Details you might have missed from ‘The Farewell’

Ian Zhang
3 min readFeb 16, 2021

All opinions are my own, not those of my employer.

Each time I re-watch The Farewell, I am struck by how well the film captured the zeitgeist of returning to China as an ABC in the 90s — aughts. The director, LuLu Wang, authentically brought to life moments that were so specific to those years. I share some of my favorite scenes below, and I hope they inspire you to watch this brilliant film!

The Apartment Blocks (14:05)

Billi has just de-planed in Changchun and takes a cab to her grandparents’ house. She sees massive, copy-cat apartment blocks that dominate the skyline.

These Soviet-style constructions were jarring to someone who grew up in the States. Home ownership in the US embodies individualism. I grew up with dreams of a 2-story Craftsman in the burbs with a spacious green lawn and custom paint jobs. When faced with row upon row of collectivist housing, my gut reaction was one of repulsion. Millions of families, just like mine, reduced to tiny windows in soulless architecture.

Zeitgeist no more: As China began hosting more of the world’s major events, builders kicked off a new architectural wave in many 1st tier cities in China. Color and unique, modern features have become staples of new construction.

Questions From The Receptionist (24:18)

Billi checks into her hotel and is peppered with questions from the receptionist.

When China’s GDP was exploding at the beginning of the 21st century, there was a pervasive, competitive, little brother syndrome that permeated conversations between ABCs and natives. Cab drivers wanted to know if I had driven across longer bridges in America, waiters wanted to know if I found the food in China better — every encounter could feel like an exhausting oscillation between empathy for their questions and defensiveness for the country I grew up in and loved.

Zeitgeist no more: As China has gained more equal footing with the US and record amounts of Chinese citizens have traveled abroad, these conversations have all but disappeared in larger cities.

Mahjong Madame (43:30)

At a restaurant, after the family wraps an intense night of debate over whether they should have left China years ago, Billi peeks through an open door and makes eye contact with a prostitute.

The pensive look on Billi’s face is a familiar one. In the States everyone who looked like me was studying hard, going to college, or competing for a high-income white-collar job. Upon returning to China, for the first time in my life, I saw people that looked like me who were on very different paths. I started to imagine what might have been had my family stayed. I wondered what my occupation would be, if I would be happy. One summer I interned in Beijing and took the subway to work each morning; I lived a thousand lives before my morning commute was over.

Zeitgeist no more: As relations flourished between the two countries in the aughts, many ABCs started to build businesses, visit family, and even return to work in China.

Smoke Wreathes Through The Air (66:56)

Billi is lying in bed at her hotel and watches smoke wreath through the air and into her room.

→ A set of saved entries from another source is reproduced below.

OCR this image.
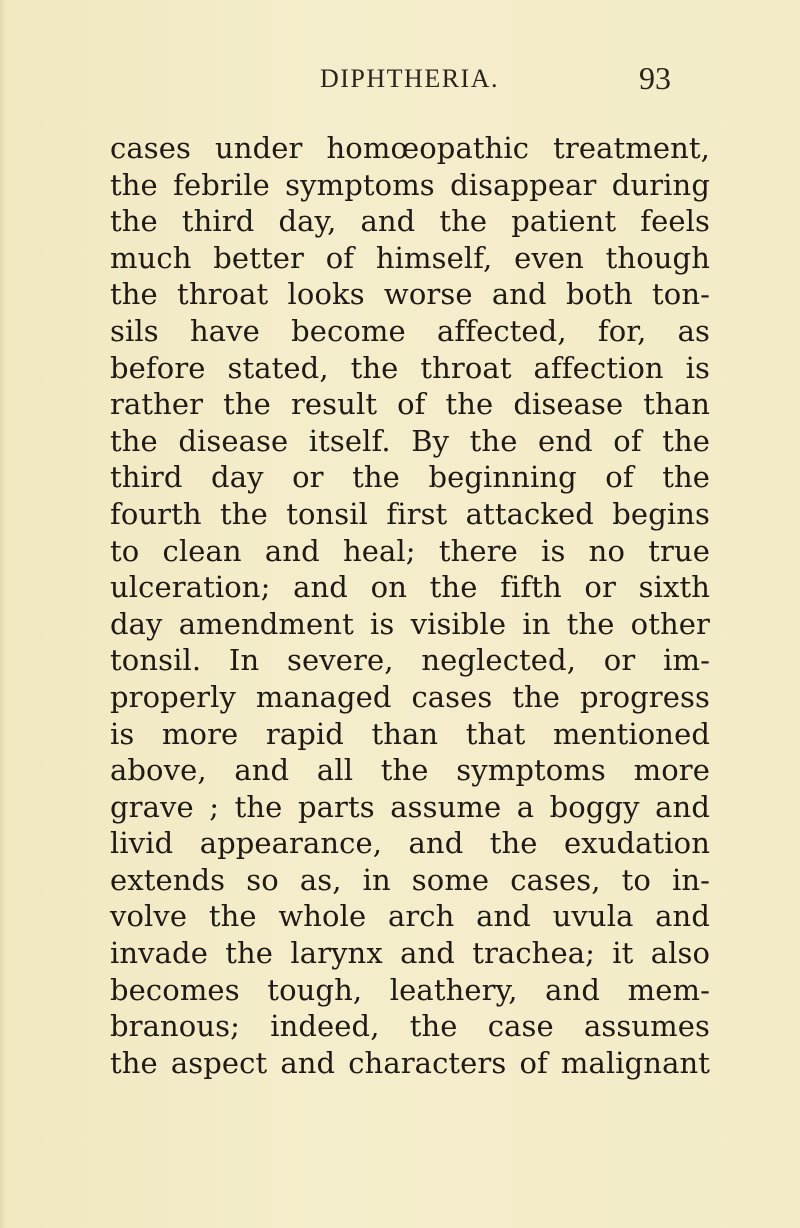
DIPHTHERIA.	93
cases under homœopathic treatment,
the febrile symptoms disappear during
the third day, and the patient feels
much better of himself, even though
the throat looks worse and both ton-
sils have become affected, for, as
before stated, the throat affection is
rather the result of the disease than
the disease itself. By the end of the
third day or the beginning of the
fourth the tonsil first attacked begins
to clean and heal; there is no true
ulceration; and on the fifth or sixth
day amendment is visible in the other
tonsil. In severe, neglected, or im-
properly managed cases the progress
is more rapid than that mentioned
above, and all the symptoms more
grave ; the parts assume a boggy and
livid appearance, and the exudation
extends so as, in some cases, to in-
volve the whole arch and uvula and
invade the larynx and trachea; it also
becomes tough, leathery, and mem-
branous; indeed, the case assumes
the aspect and characters of malignant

Since the 1970s the US has taken a strong anti-tobacco stance, and growing up here I was trained to view cigarette smoke as something deeply unpleasant and to be avoided. In China, especially in the 90s, cigarettes were everywhere. At hotels there was no difference between smoking and non-smoking rooms. When I stepped on the carpet in certain venues I could swear I saw a plume of ash rising. Cigarette butts lined most street gutters, and everyone’s place mat at dinner had an ash tray. I would take a bite of duck one moment and inhale second hand smoke the next. The smoke seeped into my pores and felt truly inescapable.

Zeitgeist no more: As knowledge and awareness of the negative impacts of smoking rose throughout the aughts, Chinese cities implemented anti-smoking laws.

War Buddies Reminisce (73:40)

Billi listens in, equal parts amused and shocked, as her grandmother’s friends reminisce about the war.

In the States, I grew up learning about American heroes; my friends had grandparents who stormed the beaches of Normandy. I was told that Americans fought for democracy in the jungles of Vietnam and beat back the North Koreans to the 38th parallel for the betterment of the entire world. The other side, whether it was gooks or japs, were faceless, nameless, communists. Then I returned to China and heard my grandma talk about her war stories for the first time. I heard them joke and laugh about funny moments, but also describe in graphic detail the surgeries they performed on disfigured children as American napalm melted entire villages. She described fighting alongside Koreans for the betterment of the entire world, and suddenly history was disorienting. Who did I support? Who was right?

Zeitgeist no more: As China’s population continues to age, these stories and the disorienting moments that follow are decreasing in number.